Expertise
Direction emerges from navigating ambiguity.
Some of my favourite projects started with a simple question: What should we do next?
Not because the team lacked talent or ideas, but because they were standing at a crossroads. A startup preparing for growth. A product struggling to find its place in the market. A company trying to decide which opportunities are worth pursuing and which are distractions.
I enjoy working in these moments of uncertainty. Through workshops, conversations with users, and collaborative exploration, I help teams build a clearer picture of where they are, where they want to go, and what stands in the way. Projects like GoodAccess, Bewit, and Cadet ERP all started there — with questions before solutions.
Products need personality before they can resonate with people.
I've spent most of my career somewhere between product design and communication.
The products I work on are often technically complex. Cybersecurity platforms, manufacturing software, biotech tools. The challenge is rarely the technology itself. The challenge is helping people understand why it matters and why they should trust it.
My background in graphic design, typography, and agency work taught me that strong brands aren't built from visual trends. They grow from a clear understanding of the product and the people it's meant to serve. That's the thread connecting projects like GoodAccess, Cadet ERP, and Znesnáze — translating complexity into something people can immediately grasp.
Design helps people discover what matters.

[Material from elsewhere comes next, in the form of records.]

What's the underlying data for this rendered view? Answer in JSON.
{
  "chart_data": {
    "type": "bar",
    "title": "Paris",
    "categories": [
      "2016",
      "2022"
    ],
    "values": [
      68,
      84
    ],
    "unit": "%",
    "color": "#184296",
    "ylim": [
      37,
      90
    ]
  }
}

Design became much more interesting to me when I stopped thinking about screens and started thinking about decisions.
Every product is full of them. What should be visible? What can stay hidden? Which action deserves attention? What information helps someone move forward with confidence?

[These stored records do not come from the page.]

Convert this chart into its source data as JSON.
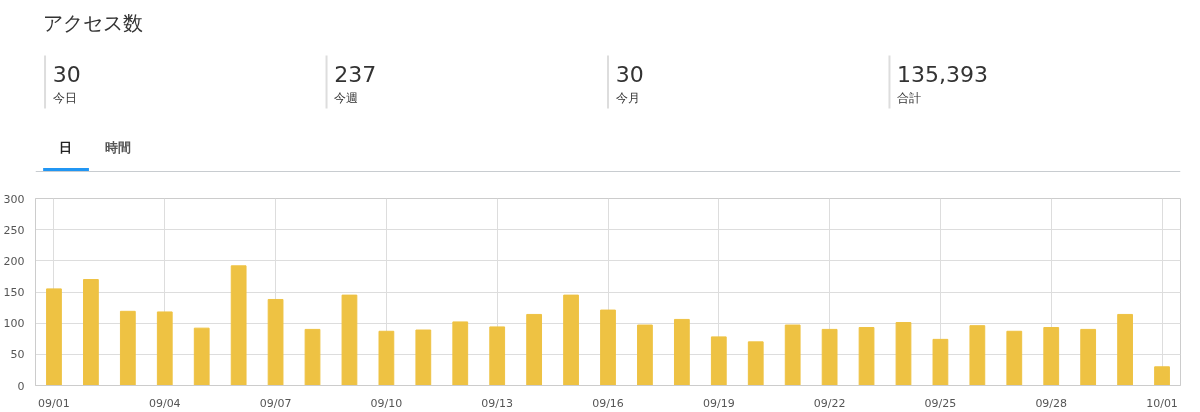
{
  "chart_data": [
    {
      "type": "other",
      "title": "アクセス数",
      "categories": [
        "今日",
        "今週",
        "今月",
        "合計"
      ],
      "values": [
        30,
        237,
        30,
        135393
      ],
      "value_labels": [
        "30",
        "237",
        "30",
        "135,393"
      ],
      "data_labels": true,
      "annotations": [
        "日",
        "時間"
      ]
    },
    {
      "type": "bar",
      "categories": [
        "09/01",
        null,
        null,
        "09/04",
        null,
        null,
        "09/07",
        null,
        null,
        "09/10",
        null,
        null,
        "09/13",
        null,
        null,
        "09/16",
        null,
        null,
        "09/19",
        null,
        null,
        "09/22",
        null,
        null,
        "09/25",
        null,
        null,
        "09/28",
        null,
        null,
        "10/01"
      ],
      "values": [
        155,
        170,
        119,
        118,
        92,
        192,
        138,
        90,
        145,
        87,
        89,
        102,
        94,
        114,
        145,
        121,
        97,
        106,
        78,
        70,
        97,
        90,
        93,
        101,
        74,
        96,
        87,
        93,
        90,
        114,
        30
      ],
      "color": "#eec243",
      "ylim": [
        0,
        300
      ],
      "yticks": [
        0,
        50,
        100,
        150,
        200,
        250,
        300
      ],
      "grid": true
    }
  ]
}
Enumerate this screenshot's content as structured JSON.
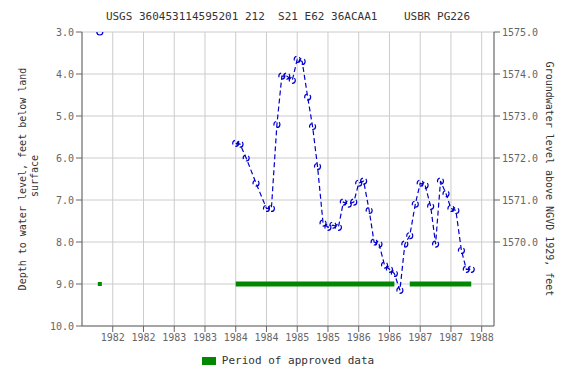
{
  "chart_data": {
    "type": "line",
    "title": "USGS 360453114595201 212  S21 E62 36ACAA1    USBR PG226",
    "y_label": "Depth to water level, feet below land\n surface",
    "y2_label": "Groundwater level above NGVD 1929, feet",
    "xlim": [
      1981.5,
      1988.2
    ],
    "xticks": [
      1982,
      {
        "value": 1982.5,
        "label": "1982"
      },
      1983,
      {
        "value": 1983.5,
        "label": "1983"
      },
      1984,
      {
        "value": 1984.5,
        "label": "1984"
      },
      1985,
      {
        "value": 1985.5,
        "label": "1985"
      },
      1986,
      {
        "value": 1986.5,
        "label": "1986"
      },
      1987,
      {
        "value": 1987.5,
        "label": "1987"
      },
      1988
    ],
    "ylim": [
      3.0,
      10.0
    ],
    "yticks": [
      {
        "value": 3,
        "label": "3.0"
      },
      {
        "value": 4,
        "label": "4.0"
      },
      {
        "value": 5,
        "label": "5.0"
      },
      {
        "value": 6,
        "label": "6.0"
      },
      {
        "value": 7,
        "label": "7.0"
      },
      {
        "value": 8,
        "label": "8.0"
      },
      {
        "value": 9,
        "label": "9.0"
      },
      {
        "value": 10,
        "label": "10.0"
      }
    ],
    "y2lim": [
      1575.0,
      1568.0
    ],
    "y2ticks": [
      {
        "value": 1575,
        "label": "1575.0"
      },
      {
        "value": 1574,
        "label": "1574.0"
      },
      {
        "value": 1573,
        "label": "1573.0"
      },
      {
        "value": 1572,
        "label": "1572.0"
      },
      {
        "value": 1571,
        "label": "1571.0"
      },
      {
        "value": 1570,
        "label": "1570.0"
      }
    ],
    "grid": true,
    "legend": "bottom",
    "series": [
      {
        "x": [
          1981.79
        ],
        "values": [
          3.0
        ],
        "color": "#0000CC",
        "marker": "circle",
        "line_style": "none"
      },
      {
        "x": [
          1984.0,
          1984.07,
          1984.17,
          1984.33,
          1984.5,
          1984.58,
          1984.67,
          1984.75,
          1984.83,
          1984.92,
          1985.0,
          1985.08,
          1985.17,
          1985.25,
          1985.33,
          1985.42,
          1985.5,
          1985.58,
          1985.67,
          1985.75,
          1985.83,
          1985.92,
          1986.0,
          1986.08,
          1986.17,
          1986.25,
          1986.33,
          1986.42,
          1986.5,
          1986.58,
          1986.67,
          1986.75,
          1986.83,
          1986.92,
          1987.0,
          1987.08,
          1987.17,
          1987.25,
          1987.33,
          1987.42,
          1987.5,
          1987.58,
          1987.67,
          1987.75,
          1987.83
        ],
        "values": [
          5.65,
          5.67,
          6.0,
          6.6,
          7.2,
          7.2,
          5.2,
          4.05,
          4.05,
          4.15,
          3.65,
          3.7,
          4.55,
          5.25,
          6.2,
          7.55,
          7.65,
          7.6,
          7.65,
          7.05,
          7.1,
          7.05,
          6.6,
          6.55,
          7.25,
          8.0,
          8.05,
          8.55,
          8.65,
          8.75,
          9.15,
          8.05,
          7.85,
          7.1,
          6.6,
          6.65,
          7.15,
          8.05,
          6.55,
          6.85,
          7.2,
          7.25,
          8.2,
          8.65,
          8.65
        ],
        "color": "#0000CC",
        "marker": "circle",
        "line_style": "dashed"
      }
    ],
    "approved_segments": [
      [
        1984.0,
        1986.58
      ],
      [
        1986.83,
        1987.83
      ]
    ],
    "approved_y": 9.0,
    "approved_point_x": 1981.79,
    "approved_color": "#008800",
    "legend_label": "Period of approved data"
  }
}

Over the years I've designed websites, mobile apps, desktop software, and complex digital products ranging from cybersecurity platforms and manufacturing ERPs to crowdfunding services and e-commerce ecosystems. Different industries, different users, different constraints — but the same goal: creating experiences that feel clear, useful, and easy to navigate. That's the thinking behind projects like GoodAccess, Cadet ERP, and Znesnáze.